Selena's bright blue eyes were rimmed with tears as she made her way into the studio. I had always looked forward to her lessons. She was bright, industrious and upbeat, but not that night. She dropped onto the bench and said, "My parents just told me they are getting a divorce."
I wavered between compassion and anger. I wanted to run back into the street and yell to her parents, "What were you thinking, sending this child to me ten minutes after you told her that her world is falling apart? What did you think I could do for her that you couldn't? This is not fair!" That anger is a large part of the memory of this night, even these many, many years later. Compassion won out, and I let her cry, and I listened.

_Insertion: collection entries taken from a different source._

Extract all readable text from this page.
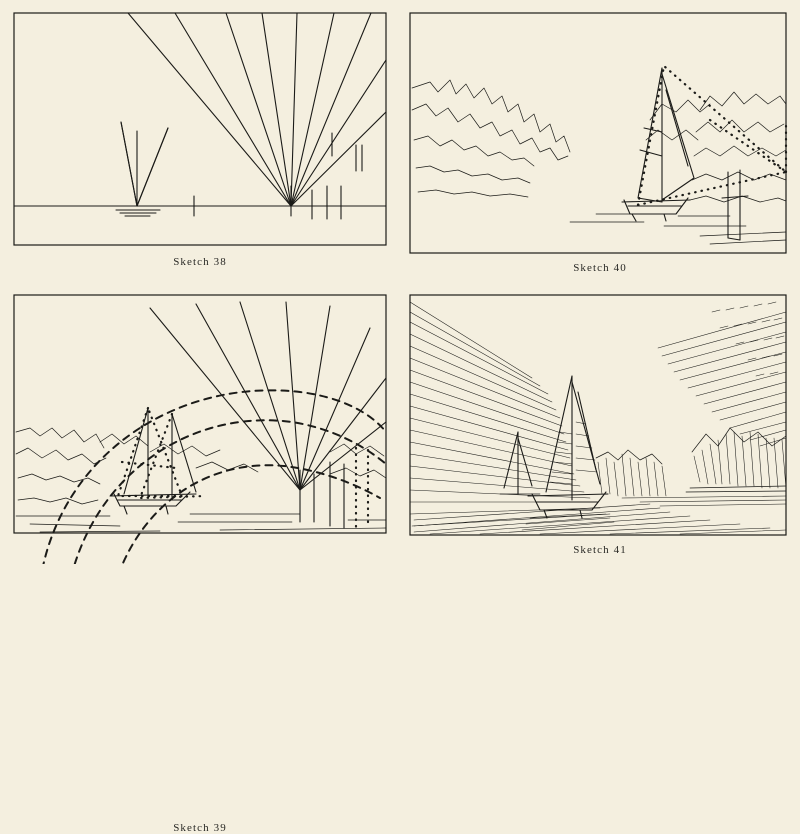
Sketch 38	Sketch 40
Sketch 39
Sketch 41
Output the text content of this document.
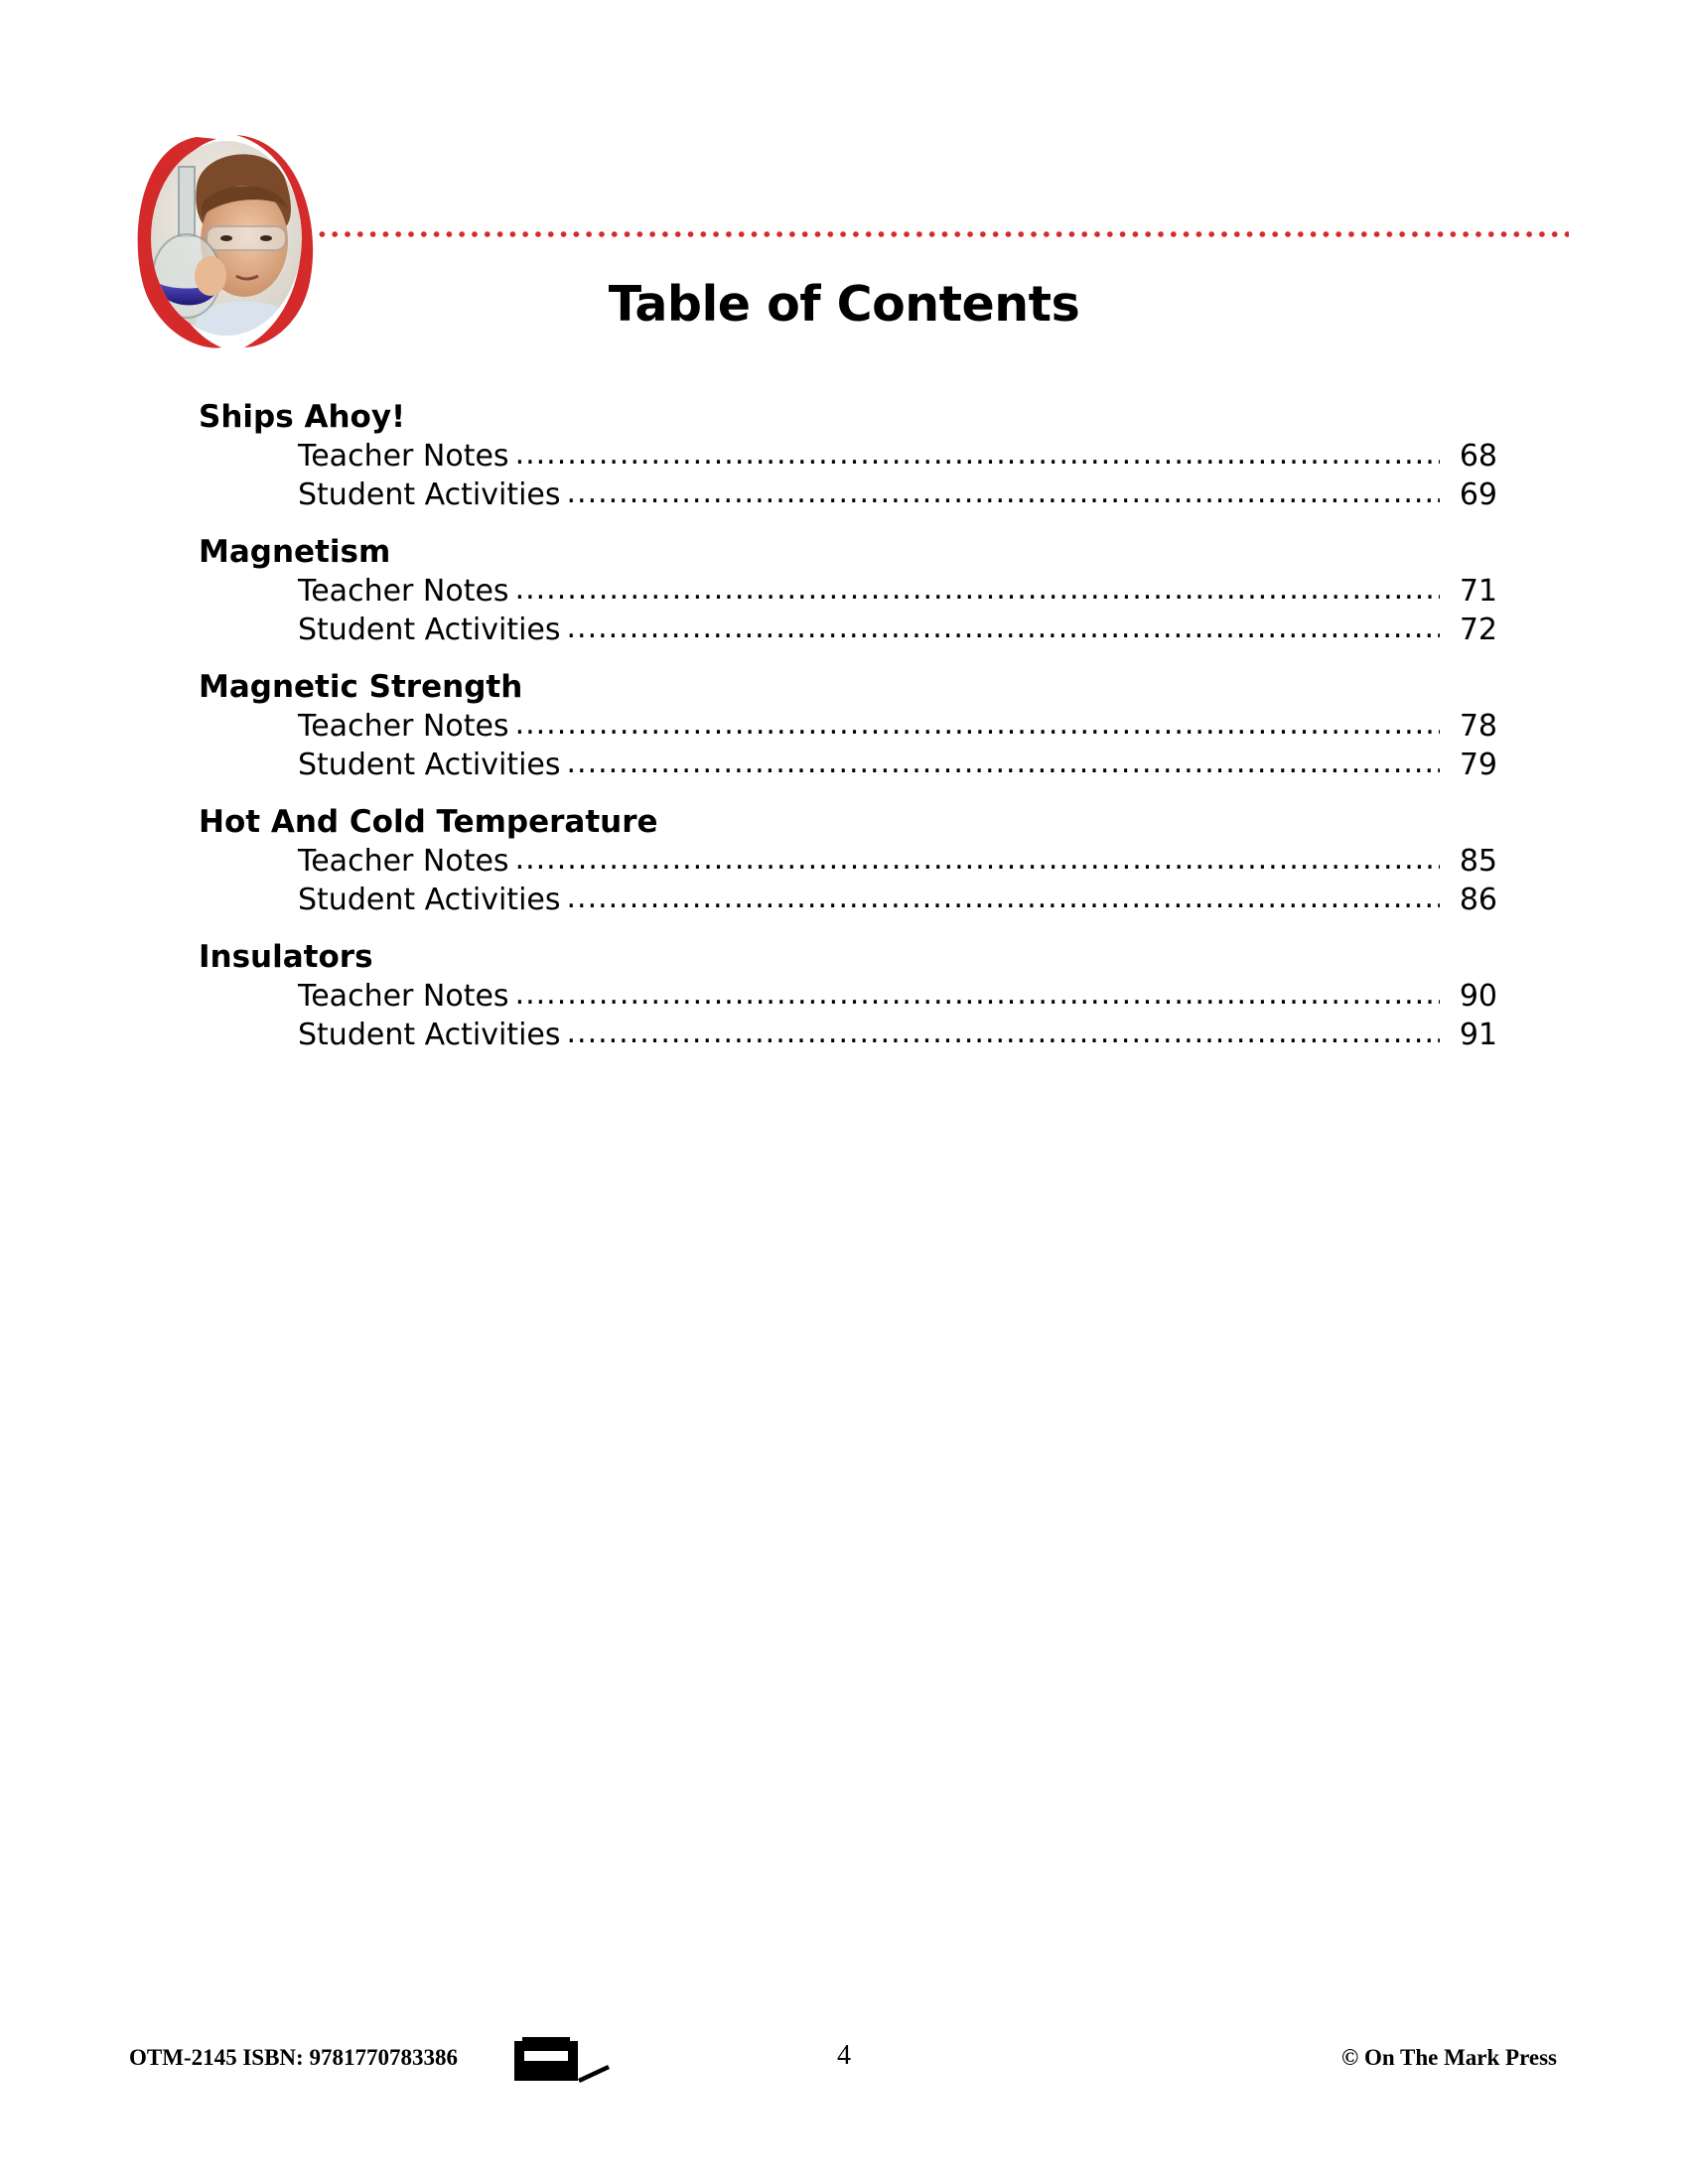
Table of Contents
Ships Ahoy!
Teacher Notes .....	68
Student Activities .....	69
Magnetism
Teacher Notes .....	71
Student Activities .....	72
Magnetic Strength
Teacher Notes .....	78
Student Activities .....	79
Hot And Cold Temperature
Teacher Notes .....	85
Student Activities .....	86
Insulators
Teacher Notes .....	90
Student Activities .....	91
OTM-2145 ISBN: 9781770783386	4	© On The Mark Press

I have since had many students who have needed to be listened to, and not just during the performance part of their lessons. They are not all children. Adults will come in and tell me their families are breaking up or they are suffering from illness and that lessons will stop, at least for a while. Students will come in with tales of loss of pets and grandparents and best friends. No one is immune from loss.
When it is the loss of the family unit of origin, many complications arise for the piano student. Unlike smaller, portable instruments, the piano cannot be tossed in the back seat of the car. The likelihood of having a piano at both parents' homes is slim. Some have keyboards, and some don't. Sometimes Grandma or Grandpa is the proprietor of the piano, meaning that practice has to be worked into an already jumbled living arrangement.
The simplest solution is to cut out students who can't practice at all of their residences. When I get into that mode of thinking, I consider the students who would get the axe. I genuinely like my students, and my compassion for their complex lives usually wins out. Some of these students are genuinely glad to see me every week, even when they haven't practiced. They need a supportive adult who listens for at least five minutes of the lesson.
Some teachers believe that a lesson should never be about the student's feelings. I'm not OK with that. Call it my downfall, if you will, but I never could understand how teaching an expressive art could exclude the recognition of the daily flow of emotions. The first five minutes of how-do-you-dos help the student transition from the rest of life to the musical part of life.
I tend to agree with a former teacher, an old-world style professor who was the very model of reserve in the classroom. He said, "Every lesson is a psychology session." He knew that he needed to click with each student in a way that allowed that student to hear his instruction and connect to it. That may involve allowing a moment or two of frustration to be experienced, or the telling of a sad tale, either to get it out of the way of the music making or to help the teacher understand what is blocking progress in the lesson.
This acknowledgement doesn't meant that teachers hand out therapeutic advice or that the student stops working on music. It also doesn't mean that we keep secrets from the student's family members. None of these actions is in the job description of piano teacher. It simply means that we recognize the humanity of our students as much or more than we enforce the ideal syllabus we studied in pedagogy class.